Ingram Micro makes progress on restoring operations following attack

IT service provider Ingram Micro said Monday that it is making progress on restoring its transactional business after a ransomware attack that disrupted its ability to process orders. 

The company operates a digital platform called Ingram Micro Xvantage, which provides insights, order tracking, pricing and personalized recommendations to customers. The company also provides a range of other technology services.

In an update on its website, Ingram Micro said that subscription orders, including renewals and modifications, are available worldwide and are being processed centrally through the company’s support organization.

The company is also able to process orders by phone or email from several countries, including the U.K., Germany, France, Italy, Spain, Brazil, India and China. 

Limitations still exist on hardware and other technology orders, the company said, but it will clarify those as orders are placed. 
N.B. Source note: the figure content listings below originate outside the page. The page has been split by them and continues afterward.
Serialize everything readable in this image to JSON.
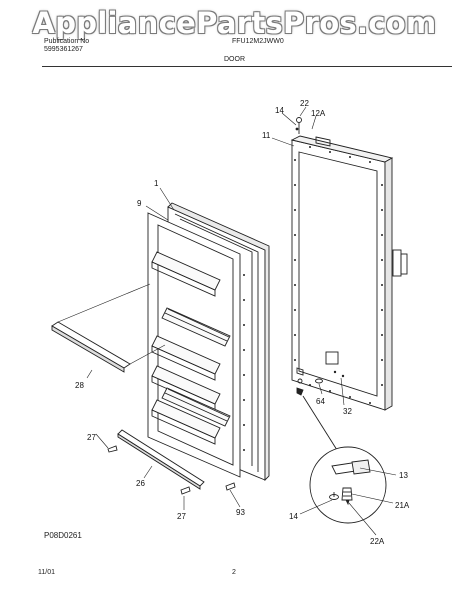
{
  "watermark": "AppliancePartsPros.com",
  "header": {
    "left_line1": "Publication No",
    "left_line2": "5995361267",
    "center_line1": "FFU12M2JWW0",
    "section_title": "DOOR"
  },
  "callouts": {
    "c1": "1",
    "c9": "9",
    "c11": "11",
    "c12a": "12A",
    "c13": "13",
    "c14_top": "14",
    "c14_bottom": "14",
    "c21a": "21A",
    "c22_top": "22",
    "c22a": "22A",
    "c26": "26",
    "c27_left": "27",
    "c27_bottom": "27",
    "c28": "28",
    "c32": "32",
    "c64": "64",
    "c93": "93"
  },
  "figure_code": "P08D0261",
  "footer": {
    "date": "11/01",
    "page": "2"
  },
  "colors": {
    "line": "#222222",
    "watermark_outline": "#7a7a7a"
  }
}
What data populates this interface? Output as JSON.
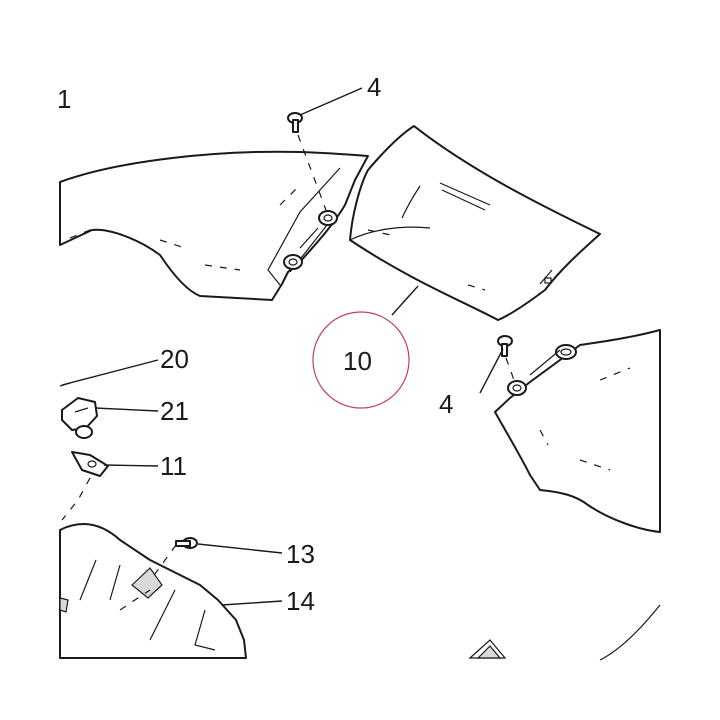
{
  "diagram": {
    "callouts": [
      {
        "id": "1",
        "label": "1"
      },
      {
        "id": "4a",
        "label": "4"
      },
      {
        "id": "4b",
        "label": "4"
      },
      {
        "id": "10",
        "label": "10"
      },
      {
        "id": "20",
        "label": "20"
      },
      {
        "id": "21",
        "label": "21"
      },
      {
        "id": "11",
        "label": "11"
      },
      {
        "id": "13",
        "label": "13"
      },
      {
        "id": "14",
        "label": "14"
      }
    ],
    "highlight_color": "#c0405a",
    "line_color": "#1a1a1a"
  }
}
The Irvine, Calif.-based company confirmed on Saturday that a disruption last week was the result of a ransomware attack. The company formally reported the attack in a Monday filing with the Securities and Exchange Commission. 

The ransomware gang SafePay has claimed credit for the attack on Ingram Micro. Researchers describe the group as relatively new, having launched in late 2024. Experts say it is most likely a rebrand of older, better-known threat actors. The group uses a modified version of LockBit code dating back to 2022, according to researchers at Halcyon. 

Ingram Micro has not said whether the attack will be considered material to its operations, but it has publicly apologized to customers and vendors for any potential disruptions.